There are two sides, userspace UDP socket to receive wg packets on. Then the tap file descriptor to receive unencrytped packets from the host OS.

To speed up the userspace UDP socket it's desirable to use UDP_GRO flag on RX, and UDP_SEGMENT flag on TX. `tx-udp-segmentation` is a HW help for the latter. No need for any checksums and stuff. This is just speedup for userspace "classic" UDP socket.

However, buffering with UDP_GRO is interesting, since you need to pass potentially large 64KiB buffer to kernel since you don't know how large the next GRO-packet is. (this is a digression)

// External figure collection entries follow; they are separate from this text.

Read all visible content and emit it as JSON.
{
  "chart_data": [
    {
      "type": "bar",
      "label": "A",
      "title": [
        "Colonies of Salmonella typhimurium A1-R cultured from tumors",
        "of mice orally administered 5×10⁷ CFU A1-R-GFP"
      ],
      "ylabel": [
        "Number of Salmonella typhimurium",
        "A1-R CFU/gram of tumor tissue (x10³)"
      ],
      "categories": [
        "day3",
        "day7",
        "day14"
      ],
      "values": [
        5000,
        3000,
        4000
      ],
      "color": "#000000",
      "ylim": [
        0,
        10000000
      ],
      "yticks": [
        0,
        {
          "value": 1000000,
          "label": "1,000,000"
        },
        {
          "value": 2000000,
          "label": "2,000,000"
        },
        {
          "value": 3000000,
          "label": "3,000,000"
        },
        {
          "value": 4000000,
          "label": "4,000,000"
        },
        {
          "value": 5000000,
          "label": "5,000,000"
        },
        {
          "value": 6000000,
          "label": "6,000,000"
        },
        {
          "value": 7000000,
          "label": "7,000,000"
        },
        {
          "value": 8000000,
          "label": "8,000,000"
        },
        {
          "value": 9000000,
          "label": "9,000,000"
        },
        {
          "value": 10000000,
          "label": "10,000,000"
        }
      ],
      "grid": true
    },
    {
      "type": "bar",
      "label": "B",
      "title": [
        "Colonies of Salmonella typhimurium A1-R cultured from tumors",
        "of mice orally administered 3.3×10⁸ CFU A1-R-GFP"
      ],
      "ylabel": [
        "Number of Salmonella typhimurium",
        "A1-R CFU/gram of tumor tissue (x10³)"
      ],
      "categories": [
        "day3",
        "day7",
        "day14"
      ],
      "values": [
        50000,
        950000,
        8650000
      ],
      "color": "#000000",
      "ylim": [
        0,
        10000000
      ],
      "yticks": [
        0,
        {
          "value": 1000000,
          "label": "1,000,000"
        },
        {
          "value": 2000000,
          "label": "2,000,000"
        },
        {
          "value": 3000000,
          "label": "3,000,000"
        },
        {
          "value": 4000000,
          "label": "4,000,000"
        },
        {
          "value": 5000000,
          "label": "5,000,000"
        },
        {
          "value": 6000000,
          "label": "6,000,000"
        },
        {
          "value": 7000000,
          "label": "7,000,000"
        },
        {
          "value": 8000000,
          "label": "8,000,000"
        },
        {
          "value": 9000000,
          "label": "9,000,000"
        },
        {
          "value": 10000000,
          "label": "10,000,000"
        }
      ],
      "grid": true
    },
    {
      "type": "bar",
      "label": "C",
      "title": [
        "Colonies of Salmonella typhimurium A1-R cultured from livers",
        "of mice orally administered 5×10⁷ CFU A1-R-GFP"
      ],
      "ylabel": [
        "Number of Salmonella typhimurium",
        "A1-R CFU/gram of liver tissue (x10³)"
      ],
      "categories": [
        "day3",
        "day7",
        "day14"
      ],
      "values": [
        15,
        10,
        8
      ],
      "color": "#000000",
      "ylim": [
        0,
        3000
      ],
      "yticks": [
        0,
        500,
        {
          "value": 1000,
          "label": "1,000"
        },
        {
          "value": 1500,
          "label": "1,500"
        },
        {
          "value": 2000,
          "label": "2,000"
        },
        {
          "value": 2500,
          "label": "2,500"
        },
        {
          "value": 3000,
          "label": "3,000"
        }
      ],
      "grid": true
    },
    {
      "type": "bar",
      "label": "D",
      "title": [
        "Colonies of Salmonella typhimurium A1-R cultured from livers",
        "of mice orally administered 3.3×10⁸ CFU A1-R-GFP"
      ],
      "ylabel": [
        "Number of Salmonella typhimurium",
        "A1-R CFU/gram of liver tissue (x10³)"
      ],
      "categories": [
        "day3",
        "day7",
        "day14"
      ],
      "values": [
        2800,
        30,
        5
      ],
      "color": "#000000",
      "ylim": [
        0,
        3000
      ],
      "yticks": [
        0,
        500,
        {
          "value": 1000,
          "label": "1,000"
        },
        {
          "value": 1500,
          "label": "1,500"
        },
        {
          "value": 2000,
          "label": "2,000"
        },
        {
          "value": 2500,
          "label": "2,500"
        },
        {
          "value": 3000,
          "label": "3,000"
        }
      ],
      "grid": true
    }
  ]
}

On the tap side, the article implies they enabled TUN_F_TSO4, which is a magical offload flag on tun interface. With it it is possible to get large pakets form the host OS. This is where it gets interesting. If you get a very large block from the host, like say 14KiB or larger.... how do you push it to the wireguard socket? I guess it's nececesary to packetize it back to small-MSS packets before encrypting. That means recreating TCP headers (with seq numers) and filling the checksum. This sounds like "fun".

The same on TX side towards the host... if you get a number of TCP segments from the wg tunnel, decrypt them.... do you push them as one large TUN_F_TSO segment to tun? or do you push one-by-one and rely on the kernel to GRO them? I didn't quite get it from the article. Or maybe it's possible to send large packets over wg without segmentation?

The same discussion is about UDP. With UDP you can use TUN_F_USO, however, this is only available in kernel 6.2. This might be why there arent' too many UDP numbers in the article.